Forces, faiblesses et impératifs de la stratégie occidentale
LES changements intervenus dans la politique soviétique — qui se sont traduits par la substitution de la coexistence pacifique à la guerre froide — ont provoqué des troubles sérieux dans l’opinion occidentale. Depuis plusieurs années nous étions devant une menace essentiellement européenne et militaire, à laquelle nous avons fait face par la création de l’OTAN. Aujourd’hui nous sommes devant une menace plus extra-européenne qu’européenne, moins militaire que psychologique, politique, économique, sociale, et certains en tirent argument pour condamner la stratégie adoptée jusqu’ici, n’hésitant même pas, parfois, à parler de « faillite ». Il y a là un fait extrêmement grave qui, s’il se généralisait, consacrerait le triomphe de l’Union Soviétique, car celle-ci a toujours recherché une distension des ressorts de l’opinion occidentale. Le problème nous paraît mériter une analyse, celle-ci mettant en jeu, simultanément, les raisons pour lesquelles l’U.R.S.S. prône maintenant la coexistence pacifique, les possibilités dont dispose l’Occident pour faire face à la nouvelle politique soviétique, et la notion même de stratégie. Avant d’aborder cette analyse, il nous paraît nécessaire de rappeler les bases de la stratégie de l’OTAN.
« Dans l’Antiquité, on se servait pour faire la guerre de lances et de boucliers. La lance servait à l’offensive pour anéantir l’ennemi et le bouclier à la défensive pour se conserver soi-même. » Lorsque Mao Tse Toung écrivait ceci en 1941, il n’apportait à première vue rien de bien nouveau à l’art militaire. Pourtant il insistait : « Le premier commandement de la science militaire, c’est de conserver ses propres forces et d’anéantir celles de l’ennemi… Le principe de la conservation de ses propres forces et de l’anéantissement de celles de l’ennemi constitue la base de tous les principes de la guerre. » Cette allégorie de la lance et du bouclier a été reprise par les responsables militaires de l’OTAN : la lance est la puissance atomique, dont le véhicule, l’U.S. Air Force, tend de ce fait à devenir la « reine des batailles », le rôle de bouclier étant dévolu aux armées de terre et de mer. Aujourd’hui les antagonistes virtuels ont des lances, sinon exactement du même modèle, du moins d’efficacité comparable — ce qui ne permet pas de brandir un big stick atomique pour réfréner les appétits soviétiques, puisque l’U.R.S.S. a elle aussi un big stick atomique. C’est alors qu’apparaît la politique de deterrent, de dissuasion de l’agression : elle consiste à placer l’agresseur éventuel devant la certitude que, s’il tente une attaque, il sera lui-même détruit par les moyens résiduels qu’en tout état de cause conservera la victime de l’agression. Sans doute cette politique repose-t-elle sur une hypothèse, celle de la survivance de moyens résiduels pour les représailles. En fait, il ne s’agit pas d’une hypothèse, mais d’une certitude quasi-mathématique. S’il ne veut pas être lui-même victime de représailles totales, l’agresseur doit, au même instant, détruire tous les moyens et toutes les bases de représailles, ce qui est mathématiquement impossible. Les rapports enjeu-risque et agression-défense, tels qu’on les concevait jusqu’alors, se trouvent inversés.

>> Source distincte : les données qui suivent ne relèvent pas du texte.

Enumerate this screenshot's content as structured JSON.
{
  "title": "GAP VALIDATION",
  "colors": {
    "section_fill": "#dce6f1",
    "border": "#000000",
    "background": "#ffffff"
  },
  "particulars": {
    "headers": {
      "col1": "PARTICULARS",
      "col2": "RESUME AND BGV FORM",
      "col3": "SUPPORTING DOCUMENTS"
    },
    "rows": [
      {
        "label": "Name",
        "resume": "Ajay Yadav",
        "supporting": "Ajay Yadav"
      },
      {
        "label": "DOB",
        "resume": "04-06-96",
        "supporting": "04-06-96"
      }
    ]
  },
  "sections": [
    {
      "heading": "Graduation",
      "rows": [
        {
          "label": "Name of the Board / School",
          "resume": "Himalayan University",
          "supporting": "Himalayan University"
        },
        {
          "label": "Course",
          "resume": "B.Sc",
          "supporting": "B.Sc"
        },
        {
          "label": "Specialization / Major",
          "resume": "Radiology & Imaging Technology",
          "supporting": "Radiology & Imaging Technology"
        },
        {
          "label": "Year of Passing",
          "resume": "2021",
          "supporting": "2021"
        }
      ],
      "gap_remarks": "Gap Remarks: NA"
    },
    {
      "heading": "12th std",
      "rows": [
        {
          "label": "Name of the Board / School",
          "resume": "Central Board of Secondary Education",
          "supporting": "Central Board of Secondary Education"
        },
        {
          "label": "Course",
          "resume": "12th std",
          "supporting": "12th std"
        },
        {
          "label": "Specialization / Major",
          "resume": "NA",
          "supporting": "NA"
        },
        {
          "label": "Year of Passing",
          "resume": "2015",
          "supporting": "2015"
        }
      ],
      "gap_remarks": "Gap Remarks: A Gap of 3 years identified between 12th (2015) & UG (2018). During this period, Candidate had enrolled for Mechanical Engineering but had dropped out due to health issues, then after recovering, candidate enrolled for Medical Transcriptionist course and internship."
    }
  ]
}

La voie de l’agression atomique étant barrée aussi longtemps qu’agit le deterrent, l’U.R.S.S. pouvait rechercher (et elle recherchait effectivement) d’autres moyens de parvenir à ses fins. Afin d’éviter les représailles atomiques, elle aurait pu effectuer contre la zone OTAN une action massive avec des moyens uniquement conventionnels. Sa supériorité en ce domaine lui aurait assuré le succès : le bouclier aurait été enfoncé, la lance n’aurait pu, théoriquement, agir. Devant un tel danger, le Conseil de l’Atlantique-Nord a solennellement déclaré, en 1954, que les armées atlantiques opposeraient leurs moyens atomiques à toute attaque importante (major attack), même si celle-ci n’utilisait que des moyens non atomiques.